En retirant la propriété de l'église du pouvoir de taxation de l'État, la propriété de l'église est également retirée du pouvoir de l'État d'interférer directement avec. Ainsi, un gouvernement hostile trouverait plus difficile d'interférer avec un peuple impopulaire ou minoritairegroupe religieux. Les petites communautés locales ont parfois de mauvais antécédents en matière de tolérance envers les groupes religieux nouveaux et inhabituels ; leur donner plus de pouvoir sur ces groupes ne serait pas une bonne idée.
Problèmes avec les exonérations fiscales
Néanmoins, rien de tout cela ne change le fait que les exonérations d'impôt foncier sont un problème. Non seulement les citoyens sont obligés de soutenir indirectement les organisations religieuses, mais certains groupes en bénéficient beaucoup plus que d'autres, ce qui entraîne un favoritisme religieux problématique. Certaines institutions, comme les catholiques et les chrétiens, possèdent des milliards de dollars de biens alors que d'autres, comme les témoins de Jéhovah, en possèdent beaucoup, beaucoup moins.
Il y a aussi le problème de la fraude. Certaines personnes fatiguées des impôts fonciers élevés enverront chercher des diplômes de «divinité» par correspondance et prétendront que, parce qu'ils sont maintenant ministres, leurs biens personnels sont exonérés d'impôts. Le problème est devenu suffisant pour qu'en 1981, l'État de New York ait adopté une loi déclarant illégales les exemptions religieuses par correspondance.
Même certains chefs religieux conviennent que les exonérations de l'impôt foncier sont problématiques. Eugene Carson Blake, un ancien chef du Conseil national des églises, s'est plaint une fois que les exonérations fiscales finissaient par imposer un fardeau fiscal plus lourd aux pauvres qui pouvaient le moins se le permettre. Il craignait qu'un jour le peuple ne se retourne contre ses riches églises et ne demande une restitution.
L'idée que les églises riches ont abandonné leur véritable mission a également dérangé James Pike, un ancien évêque épiscopal de San Francisco. Selon lui, certaines églises sont devenues beaucoup trop impliquées dans l'argent et d'autres questions mondaines, les aveuglant sur l'appel spirituel qui devrait être leur objectif.

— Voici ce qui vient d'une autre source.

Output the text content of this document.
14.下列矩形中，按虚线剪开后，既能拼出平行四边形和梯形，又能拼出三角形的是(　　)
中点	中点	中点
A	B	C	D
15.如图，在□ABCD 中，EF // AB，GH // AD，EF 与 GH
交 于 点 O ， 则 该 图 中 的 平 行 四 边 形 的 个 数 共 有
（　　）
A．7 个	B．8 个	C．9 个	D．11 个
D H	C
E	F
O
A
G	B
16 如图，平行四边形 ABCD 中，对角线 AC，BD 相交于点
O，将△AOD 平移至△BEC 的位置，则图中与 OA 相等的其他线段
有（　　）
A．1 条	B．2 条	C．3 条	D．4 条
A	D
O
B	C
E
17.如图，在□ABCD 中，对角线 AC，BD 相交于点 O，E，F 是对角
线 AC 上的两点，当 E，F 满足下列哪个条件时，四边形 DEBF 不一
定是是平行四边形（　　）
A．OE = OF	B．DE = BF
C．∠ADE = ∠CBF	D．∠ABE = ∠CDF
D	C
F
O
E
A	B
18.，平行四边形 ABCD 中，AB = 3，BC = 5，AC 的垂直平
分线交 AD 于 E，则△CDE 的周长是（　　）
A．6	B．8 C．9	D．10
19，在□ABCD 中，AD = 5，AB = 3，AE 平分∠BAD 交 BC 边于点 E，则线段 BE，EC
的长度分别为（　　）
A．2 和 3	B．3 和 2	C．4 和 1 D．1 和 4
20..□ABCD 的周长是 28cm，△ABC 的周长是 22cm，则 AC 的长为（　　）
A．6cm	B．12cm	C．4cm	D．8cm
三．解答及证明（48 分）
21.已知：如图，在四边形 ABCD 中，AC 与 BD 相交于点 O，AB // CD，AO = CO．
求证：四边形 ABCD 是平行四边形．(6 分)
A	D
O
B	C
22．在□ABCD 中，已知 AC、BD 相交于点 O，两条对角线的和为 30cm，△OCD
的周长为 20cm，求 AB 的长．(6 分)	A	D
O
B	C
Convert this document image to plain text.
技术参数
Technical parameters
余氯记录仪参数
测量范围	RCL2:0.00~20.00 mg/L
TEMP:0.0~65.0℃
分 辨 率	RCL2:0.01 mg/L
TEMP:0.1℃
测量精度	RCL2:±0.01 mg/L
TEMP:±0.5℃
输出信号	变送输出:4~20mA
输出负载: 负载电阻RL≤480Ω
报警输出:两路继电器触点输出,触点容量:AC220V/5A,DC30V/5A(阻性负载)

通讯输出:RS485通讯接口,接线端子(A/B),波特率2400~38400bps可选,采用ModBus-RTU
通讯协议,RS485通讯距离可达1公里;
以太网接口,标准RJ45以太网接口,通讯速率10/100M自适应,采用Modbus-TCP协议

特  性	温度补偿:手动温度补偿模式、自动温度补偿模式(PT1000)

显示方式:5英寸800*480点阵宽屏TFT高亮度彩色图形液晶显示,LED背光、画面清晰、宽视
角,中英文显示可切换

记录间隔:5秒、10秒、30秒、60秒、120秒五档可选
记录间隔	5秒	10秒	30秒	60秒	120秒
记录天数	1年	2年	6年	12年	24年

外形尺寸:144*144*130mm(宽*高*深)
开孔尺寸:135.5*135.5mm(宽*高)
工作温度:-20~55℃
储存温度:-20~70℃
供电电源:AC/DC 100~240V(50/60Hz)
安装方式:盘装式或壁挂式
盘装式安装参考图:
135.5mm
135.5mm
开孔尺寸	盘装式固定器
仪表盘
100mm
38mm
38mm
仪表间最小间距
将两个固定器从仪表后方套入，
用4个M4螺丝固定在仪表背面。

Certains groupes, comme le Congrès juif américain, ont fait des dons aux gouvernements locaux en lieu et place des impôts qu'ils n'ont pas à payer. Cela montre qu'ils se soucient vraiment de l'ensemble de la communauté locale, pas seulement de leurs propres membres ou de leur congrégation, et qu'ils sont intéressés à soutenir les services gouvernementaux qu'ils utilisent.